For the sake of peace@home - try a seperate AP :wink: maybe your mobile supports tethering :sunglasses:

1 Like

@ScruffR, @peekay123, I had the understanding that the connection process will be ran in hal so that user code can run without blocking by the connection. Is this still the case but not yet implemented?

Thanks

@wesner0019, I think you meant it would run in another thread which is still planned though I don’t have a timeline. @mdma will establish the target for that implementation when he gets back.

1 Like

@peekay123, sorry that’s what I meant. thanks for the update. Do you know if wifi.connect is blocking too or just spark.connect?

@wesner0019, HAL is the hardware abstraction layer which does help to port from one hardware to another without the high level programmer needing to know too much about it, but hasn’t really got alot to do with multithreading.
Multithreading will come some time in the future.

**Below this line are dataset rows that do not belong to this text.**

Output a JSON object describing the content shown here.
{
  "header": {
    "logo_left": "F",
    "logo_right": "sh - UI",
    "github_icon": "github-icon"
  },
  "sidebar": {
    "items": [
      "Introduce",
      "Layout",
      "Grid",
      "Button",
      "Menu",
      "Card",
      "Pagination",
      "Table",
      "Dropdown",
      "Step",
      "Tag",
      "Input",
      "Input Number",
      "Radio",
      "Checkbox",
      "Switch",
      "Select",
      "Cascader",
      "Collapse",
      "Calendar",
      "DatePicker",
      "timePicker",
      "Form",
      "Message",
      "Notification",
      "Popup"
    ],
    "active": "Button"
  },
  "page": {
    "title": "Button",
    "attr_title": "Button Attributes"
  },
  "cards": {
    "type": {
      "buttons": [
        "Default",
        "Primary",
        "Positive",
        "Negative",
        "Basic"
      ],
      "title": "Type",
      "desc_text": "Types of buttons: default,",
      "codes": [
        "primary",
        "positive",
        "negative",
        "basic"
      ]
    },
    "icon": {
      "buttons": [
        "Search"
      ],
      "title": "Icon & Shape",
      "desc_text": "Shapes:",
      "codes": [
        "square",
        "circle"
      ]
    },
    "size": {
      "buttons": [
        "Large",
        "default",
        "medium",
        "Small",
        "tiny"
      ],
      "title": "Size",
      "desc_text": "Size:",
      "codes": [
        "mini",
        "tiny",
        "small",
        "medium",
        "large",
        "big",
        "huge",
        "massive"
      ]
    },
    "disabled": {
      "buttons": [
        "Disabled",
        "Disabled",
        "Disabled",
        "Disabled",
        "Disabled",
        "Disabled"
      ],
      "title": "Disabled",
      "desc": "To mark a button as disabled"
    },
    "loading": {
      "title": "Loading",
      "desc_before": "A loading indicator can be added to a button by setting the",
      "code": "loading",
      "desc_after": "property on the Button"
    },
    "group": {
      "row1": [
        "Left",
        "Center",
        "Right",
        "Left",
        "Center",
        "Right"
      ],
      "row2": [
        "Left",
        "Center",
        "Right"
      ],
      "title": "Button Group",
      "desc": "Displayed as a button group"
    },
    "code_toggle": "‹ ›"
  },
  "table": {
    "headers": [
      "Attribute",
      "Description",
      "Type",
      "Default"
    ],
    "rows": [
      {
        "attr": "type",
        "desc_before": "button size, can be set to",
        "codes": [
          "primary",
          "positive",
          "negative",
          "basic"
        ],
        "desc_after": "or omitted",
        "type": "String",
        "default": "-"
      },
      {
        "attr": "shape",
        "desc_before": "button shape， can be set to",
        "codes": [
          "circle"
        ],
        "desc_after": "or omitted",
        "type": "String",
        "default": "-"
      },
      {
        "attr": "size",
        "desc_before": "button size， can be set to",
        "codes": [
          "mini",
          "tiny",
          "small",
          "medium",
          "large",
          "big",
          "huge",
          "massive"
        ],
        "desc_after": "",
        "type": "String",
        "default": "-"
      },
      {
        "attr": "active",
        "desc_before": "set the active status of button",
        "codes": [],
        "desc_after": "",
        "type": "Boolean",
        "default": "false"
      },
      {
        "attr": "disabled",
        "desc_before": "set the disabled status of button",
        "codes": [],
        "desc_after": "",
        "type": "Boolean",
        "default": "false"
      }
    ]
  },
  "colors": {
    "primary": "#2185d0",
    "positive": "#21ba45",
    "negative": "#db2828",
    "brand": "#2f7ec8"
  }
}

I should checked, before I presse “Post” - Paul was quicker again - put the breaks on to allow normal humans to answer, too :wink:

1 Like

@wesner0019, all actions that are serviced in the one and only thread on the Particles for the time being, will have some impact on the code flow, but neither of the ones you’re talking about are actually blocking (not returning until actually connected) in SEMI_AUTOMATIC or MANUAL mode.

If you have a fiddle (add some of the otherwise implicitly performed steps like WiFi.on() and WiFi.connect() explicitly and alter the blink pattern depending on your current action) with my blinky code from post #4, you can get a feeling of the impact.